Nganjuk, SRTV.CO.ID – Rencana pembangunan kembali Jembatan Kertosono atau yang akrab disebut Treteg Kertosono menuai pro-kontra di kalangan masyarakat.
Di satu sisi, Pemerintah Kabupaten Nganjuk berencana membongkar jembatan berusia lebih dari satu abad tersebut untuk membangun struktur baru yang lebih modern.
Di sisi lain, sebagian masyarakat bersikeras agar jembatan bersejarah ini dipertahankan karena nilai historisnya.
Bupati Nganjuk, Marhaen Djumadi, menanggapi polemik ini dengan tegas. Bupati mempertanyakan status jembatan tersebut sebagai cagar budaya.
“Itu sebenarnya bukan cagar budaya. Nah, Kota Sejuk tolong dicek betul. Termasuk tadi bukan cagar budaya ya ojo digali cagar budaya,” ujar Marhaen.
Marhaen menambahkan bahwa kondisi jembatan yang rusak dan tidak berfungsi menjadi alasan utama untuk melakukan pembangunan ulang.
“Kita kepengin itu kan jembatannya seperti itu, sudah putus, kasihan juga.

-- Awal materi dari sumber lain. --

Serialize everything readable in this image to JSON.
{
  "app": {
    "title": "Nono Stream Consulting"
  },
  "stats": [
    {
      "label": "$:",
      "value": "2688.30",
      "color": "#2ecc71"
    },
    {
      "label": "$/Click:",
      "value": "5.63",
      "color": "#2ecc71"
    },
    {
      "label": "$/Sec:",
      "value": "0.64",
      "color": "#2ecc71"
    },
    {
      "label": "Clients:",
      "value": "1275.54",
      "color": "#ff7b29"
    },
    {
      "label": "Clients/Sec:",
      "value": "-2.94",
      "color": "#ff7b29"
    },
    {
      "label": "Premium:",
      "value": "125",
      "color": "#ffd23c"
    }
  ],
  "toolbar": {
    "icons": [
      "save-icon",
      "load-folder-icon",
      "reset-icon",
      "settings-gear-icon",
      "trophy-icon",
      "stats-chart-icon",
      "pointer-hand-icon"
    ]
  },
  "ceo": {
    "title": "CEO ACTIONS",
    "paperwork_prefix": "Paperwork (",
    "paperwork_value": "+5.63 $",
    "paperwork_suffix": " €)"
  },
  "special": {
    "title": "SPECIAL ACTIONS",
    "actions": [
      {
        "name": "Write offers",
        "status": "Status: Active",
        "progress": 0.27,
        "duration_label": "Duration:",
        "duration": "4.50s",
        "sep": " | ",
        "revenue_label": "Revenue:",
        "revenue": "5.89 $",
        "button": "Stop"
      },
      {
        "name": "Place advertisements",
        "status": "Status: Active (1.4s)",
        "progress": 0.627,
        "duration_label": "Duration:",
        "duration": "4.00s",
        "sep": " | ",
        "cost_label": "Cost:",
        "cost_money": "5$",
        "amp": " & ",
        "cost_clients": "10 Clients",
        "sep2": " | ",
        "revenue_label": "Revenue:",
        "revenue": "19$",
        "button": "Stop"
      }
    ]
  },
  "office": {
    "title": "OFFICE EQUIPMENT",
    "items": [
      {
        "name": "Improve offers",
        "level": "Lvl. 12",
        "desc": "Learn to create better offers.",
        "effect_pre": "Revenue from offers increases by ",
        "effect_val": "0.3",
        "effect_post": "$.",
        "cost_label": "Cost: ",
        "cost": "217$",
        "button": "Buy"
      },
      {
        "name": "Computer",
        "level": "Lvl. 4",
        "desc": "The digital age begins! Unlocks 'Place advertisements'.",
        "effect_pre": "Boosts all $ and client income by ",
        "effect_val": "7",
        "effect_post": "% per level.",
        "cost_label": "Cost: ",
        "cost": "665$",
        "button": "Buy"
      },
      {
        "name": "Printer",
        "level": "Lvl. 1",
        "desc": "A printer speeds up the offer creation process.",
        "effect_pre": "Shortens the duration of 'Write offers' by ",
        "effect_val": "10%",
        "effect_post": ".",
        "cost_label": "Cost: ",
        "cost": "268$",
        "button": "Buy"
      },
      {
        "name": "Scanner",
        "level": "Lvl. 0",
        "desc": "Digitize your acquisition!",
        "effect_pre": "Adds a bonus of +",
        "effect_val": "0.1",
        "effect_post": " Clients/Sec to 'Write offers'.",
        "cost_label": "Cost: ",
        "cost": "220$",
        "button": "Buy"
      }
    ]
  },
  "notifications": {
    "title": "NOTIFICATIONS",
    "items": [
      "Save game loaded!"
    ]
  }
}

Untuk apa kalau enggak anu (berfungsi),” katanya.
Sementara Kepala Bidang Kebudayaan Disporabudpar Kabupaten Nganjuk, Amin Fuadi, menjelaskan bahwa Jembatan Kertosono memang belum ditetapkan sebagai cagar budaya.
Hal ini dikarenakan belum adanya penetapan dari Tim Ahli Cagar Budaya (TACB), baik di tingkat kabupaten maupun provinsi.
“Salah satu sebabnya adalah data pemilik aset belum jelas,” kata Amin.
Meski demikian, jembatan ini saat ini berstatus sebagai Objek yang Diduga Cagar Budaya (ODCB).
Amin menegaskan bahwa perlakuan terhadap ODCB sama seperti cagar budaya.
“Statusnya kita anggap sebagai Objek yang Diduga Cagar Budaya, tapi perlakuannya tetap sebagai cagar budaya,” tegasnya.
Amin juga menyoroti nilai historis yang kuat dari jembatan ini, terutama terkait peristiwa Agresi Militer Belanda kedua pada tahun 1949.
Ia menceritakan bahwa Jembatan Kertosono menjadi saksi bisu perjuangan TNI bersama masyarakat dalam upaya menahan laju pasukan Belanda.
“Saat itu, TNI bersama masyarakat mencoba menahan rombongan pasukan Belanda dari Surabaya agar tidak bisa masuk ke wilayah Nganjuk dengan cara meledakkan jembatan, meski usaha tersebut gagal,” jelasnya.
Is mengusulkan solusi kompromi, yaitu membangun jembatan baru sebagai fasilitas utama, sementara jembatan lama tetap dipertahankan.
“Dengan begitu, kita bisa memiliki fasilitas baru yang modern, tetapi sejarah masa lalu tetap berdiri kokoh sebagai warisan berharga,” jelasnya.
Sementara itu, dari sudut pandang masyarakat, Muhammad Ikra, seorang pelajar, mengungkapkan harapannya agar pembangunan jembatan segera dilakukan.
“Ya maunya gitu biar enggak terlalu jauh gitu naik ke jembatan sana. Maunya dibangun saja secepatnya buat itu mempermudah akses transportasi,” ujar Ikra.